Pope Francis had met the cardinal-designate in April when the bishops of Umbria made their ad limina visits to report on the status of their dioceses, and the two spent a lot of time together in October in Assisi, the Umbrian hometown of St. Francis.
In what was seen as another sign of esteem, in December Pope Francis named Archbishop Bassetti a member of the Congregation for Bishops, which helps the Pope name bishops for Latin-rite dioceses around the world. Most members of the Congregation are cardinals.
Bassetti told the newspaper Il Giornale, “Power in the Church is service and self-giving, and the Pope is giving a witness of this. I’m convinced that a cardinal isn’t closer to God, but to the Pope and to serving people, especially the least.”
Born April 7, 1942, in Popolano di Marradi near Florence, he attended the archdiocese of Florence’s minor and major seminaries before being ordained to the priesthood in 1966.
After brief service in a parish, he returned to the minor seminary, serving on the staff and eventually becoming rector. Later he was named rector of the major seminary.
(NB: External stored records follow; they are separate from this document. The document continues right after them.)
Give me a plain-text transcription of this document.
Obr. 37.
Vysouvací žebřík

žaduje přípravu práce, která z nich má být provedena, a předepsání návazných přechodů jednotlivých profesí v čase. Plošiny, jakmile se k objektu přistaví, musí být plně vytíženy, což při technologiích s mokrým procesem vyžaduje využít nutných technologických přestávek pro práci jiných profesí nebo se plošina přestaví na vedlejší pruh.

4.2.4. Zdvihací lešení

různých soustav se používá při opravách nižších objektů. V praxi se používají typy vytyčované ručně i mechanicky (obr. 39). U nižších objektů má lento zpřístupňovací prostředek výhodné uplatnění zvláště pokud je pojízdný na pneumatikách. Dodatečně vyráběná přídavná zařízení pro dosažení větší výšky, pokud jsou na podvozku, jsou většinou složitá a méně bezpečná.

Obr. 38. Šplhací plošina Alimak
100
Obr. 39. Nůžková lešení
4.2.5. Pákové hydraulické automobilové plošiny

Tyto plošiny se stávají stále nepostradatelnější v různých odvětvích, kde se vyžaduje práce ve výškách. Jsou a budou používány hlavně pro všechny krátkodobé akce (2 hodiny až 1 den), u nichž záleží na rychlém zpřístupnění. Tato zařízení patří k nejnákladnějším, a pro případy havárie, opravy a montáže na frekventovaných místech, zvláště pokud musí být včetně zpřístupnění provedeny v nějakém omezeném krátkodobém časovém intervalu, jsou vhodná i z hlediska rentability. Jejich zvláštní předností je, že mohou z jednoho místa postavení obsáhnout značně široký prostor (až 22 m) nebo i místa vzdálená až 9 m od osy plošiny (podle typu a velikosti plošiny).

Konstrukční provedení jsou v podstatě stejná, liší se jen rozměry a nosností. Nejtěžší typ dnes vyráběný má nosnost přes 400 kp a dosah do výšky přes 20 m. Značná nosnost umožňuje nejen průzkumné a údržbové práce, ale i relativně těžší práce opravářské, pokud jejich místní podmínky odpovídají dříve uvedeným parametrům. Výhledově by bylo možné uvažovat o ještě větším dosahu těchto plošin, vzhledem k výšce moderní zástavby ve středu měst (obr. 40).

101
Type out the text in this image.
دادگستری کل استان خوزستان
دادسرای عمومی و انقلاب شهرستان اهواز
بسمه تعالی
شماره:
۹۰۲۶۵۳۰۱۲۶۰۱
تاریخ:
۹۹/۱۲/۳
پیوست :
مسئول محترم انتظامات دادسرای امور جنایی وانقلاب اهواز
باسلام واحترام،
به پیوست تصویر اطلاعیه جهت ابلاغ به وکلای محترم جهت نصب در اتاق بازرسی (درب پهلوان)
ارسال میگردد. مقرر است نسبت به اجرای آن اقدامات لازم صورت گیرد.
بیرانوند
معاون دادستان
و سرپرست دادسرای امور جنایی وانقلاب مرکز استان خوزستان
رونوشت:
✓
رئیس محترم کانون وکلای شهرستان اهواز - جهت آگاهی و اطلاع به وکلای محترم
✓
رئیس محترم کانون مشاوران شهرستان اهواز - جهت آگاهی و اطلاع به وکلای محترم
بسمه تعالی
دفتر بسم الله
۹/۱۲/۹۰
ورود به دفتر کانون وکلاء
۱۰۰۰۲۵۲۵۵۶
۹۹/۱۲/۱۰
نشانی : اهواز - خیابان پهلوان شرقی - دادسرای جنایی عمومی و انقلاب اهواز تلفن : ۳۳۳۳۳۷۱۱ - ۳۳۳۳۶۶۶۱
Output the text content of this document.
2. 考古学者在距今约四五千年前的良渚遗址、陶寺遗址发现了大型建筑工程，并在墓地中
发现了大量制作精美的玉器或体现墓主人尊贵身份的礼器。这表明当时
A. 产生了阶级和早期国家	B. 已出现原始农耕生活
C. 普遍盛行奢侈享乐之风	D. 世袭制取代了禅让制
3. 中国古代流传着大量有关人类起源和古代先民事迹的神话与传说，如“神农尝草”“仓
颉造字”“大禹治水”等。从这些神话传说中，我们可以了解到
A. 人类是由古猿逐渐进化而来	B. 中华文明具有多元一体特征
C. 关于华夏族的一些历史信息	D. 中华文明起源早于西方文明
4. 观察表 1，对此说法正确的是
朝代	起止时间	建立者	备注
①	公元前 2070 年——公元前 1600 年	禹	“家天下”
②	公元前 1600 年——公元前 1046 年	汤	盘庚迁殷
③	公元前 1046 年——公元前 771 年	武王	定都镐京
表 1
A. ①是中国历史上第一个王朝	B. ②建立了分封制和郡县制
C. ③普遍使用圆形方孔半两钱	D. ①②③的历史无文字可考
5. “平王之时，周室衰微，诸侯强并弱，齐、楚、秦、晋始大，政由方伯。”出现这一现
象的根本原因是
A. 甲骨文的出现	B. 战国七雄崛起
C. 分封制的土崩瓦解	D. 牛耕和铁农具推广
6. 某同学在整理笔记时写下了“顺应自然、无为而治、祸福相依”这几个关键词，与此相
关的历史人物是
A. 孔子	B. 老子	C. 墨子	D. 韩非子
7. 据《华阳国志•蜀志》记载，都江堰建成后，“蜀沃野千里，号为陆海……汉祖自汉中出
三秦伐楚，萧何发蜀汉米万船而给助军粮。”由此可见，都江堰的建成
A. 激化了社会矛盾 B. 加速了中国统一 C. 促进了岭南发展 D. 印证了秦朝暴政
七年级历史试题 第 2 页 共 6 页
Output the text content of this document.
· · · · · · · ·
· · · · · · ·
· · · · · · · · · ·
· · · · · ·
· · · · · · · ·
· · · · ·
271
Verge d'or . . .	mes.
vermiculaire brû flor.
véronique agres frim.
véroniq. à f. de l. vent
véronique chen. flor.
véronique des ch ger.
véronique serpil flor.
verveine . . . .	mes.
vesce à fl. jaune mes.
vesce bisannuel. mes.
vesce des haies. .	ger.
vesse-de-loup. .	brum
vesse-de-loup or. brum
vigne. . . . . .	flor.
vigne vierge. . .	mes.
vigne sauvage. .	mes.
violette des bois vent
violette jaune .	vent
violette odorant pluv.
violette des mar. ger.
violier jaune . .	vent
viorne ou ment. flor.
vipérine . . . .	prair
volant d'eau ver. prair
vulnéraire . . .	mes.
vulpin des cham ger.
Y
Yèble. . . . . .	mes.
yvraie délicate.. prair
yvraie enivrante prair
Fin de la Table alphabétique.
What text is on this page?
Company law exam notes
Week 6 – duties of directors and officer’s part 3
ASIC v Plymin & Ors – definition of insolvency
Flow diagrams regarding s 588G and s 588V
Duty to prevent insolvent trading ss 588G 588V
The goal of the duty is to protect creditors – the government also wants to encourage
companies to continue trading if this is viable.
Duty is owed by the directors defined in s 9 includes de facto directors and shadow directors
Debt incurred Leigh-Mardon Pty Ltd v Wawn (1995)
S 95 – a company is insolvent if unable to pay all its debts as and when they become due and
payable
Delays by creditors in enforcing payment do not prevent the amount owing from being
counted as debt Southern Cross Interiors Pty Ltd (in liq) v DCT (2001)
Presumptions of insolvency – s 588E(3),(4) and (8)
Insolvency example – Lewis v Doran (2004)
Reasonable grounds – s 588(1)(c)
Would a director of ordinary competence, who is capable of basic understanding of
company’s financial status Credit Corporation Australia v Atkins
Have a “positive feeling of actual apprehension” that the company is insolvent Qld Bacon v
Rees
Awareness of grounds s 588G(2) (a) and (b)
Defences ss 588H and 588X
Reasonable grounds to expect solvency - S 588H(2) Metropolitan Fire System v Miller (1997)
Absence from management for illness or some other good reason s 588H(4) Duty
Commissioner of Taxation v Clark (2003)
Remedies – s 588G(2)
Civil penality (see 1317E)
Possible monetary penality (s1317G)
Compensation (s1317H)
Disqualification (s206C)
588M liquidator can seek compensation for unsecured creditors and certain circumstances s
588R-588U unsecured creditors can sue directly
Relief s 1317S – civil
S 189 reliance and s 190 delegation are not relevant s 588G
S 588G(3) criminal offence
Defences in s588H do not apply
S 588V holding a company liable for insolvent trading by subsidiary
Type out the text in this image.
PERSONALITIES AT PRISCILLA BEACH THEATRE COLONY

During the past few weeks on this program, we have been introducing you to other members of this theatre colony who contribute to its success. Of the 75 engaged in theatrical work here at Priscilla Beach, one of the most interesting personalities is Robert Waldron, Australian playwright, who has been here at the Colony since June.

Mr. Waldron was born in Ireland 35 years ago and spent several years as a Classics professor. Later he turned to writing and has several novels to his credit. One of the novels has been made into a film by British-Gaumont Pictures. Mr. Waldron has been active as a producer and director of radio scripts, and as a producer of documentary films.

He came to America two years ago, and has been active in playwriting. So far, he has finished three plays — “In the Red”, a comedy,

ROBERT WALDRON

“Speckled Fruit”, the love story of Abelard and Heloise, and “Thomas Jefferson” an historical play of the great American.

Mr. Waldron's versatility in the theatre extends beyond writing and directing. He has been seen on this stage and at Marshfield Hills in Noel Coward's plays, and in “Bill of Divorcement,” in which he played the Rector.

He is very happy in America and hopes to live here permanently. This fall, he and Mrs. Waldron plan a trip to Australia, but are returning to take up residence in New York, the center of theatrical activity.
In 1994, he was named bishop of Massa Marittima-Piombino and four years later was transferred to the Diocese of Arezzo-Cortona-Sansepolcro. Pope Benedict XVI named him archbishop of Perugia-Città della Pieve in 2009.
He serves as vice president for central Italy in the Italian bishops’ conference and is a member of the Pontifical Council for Promoting Christian Unity.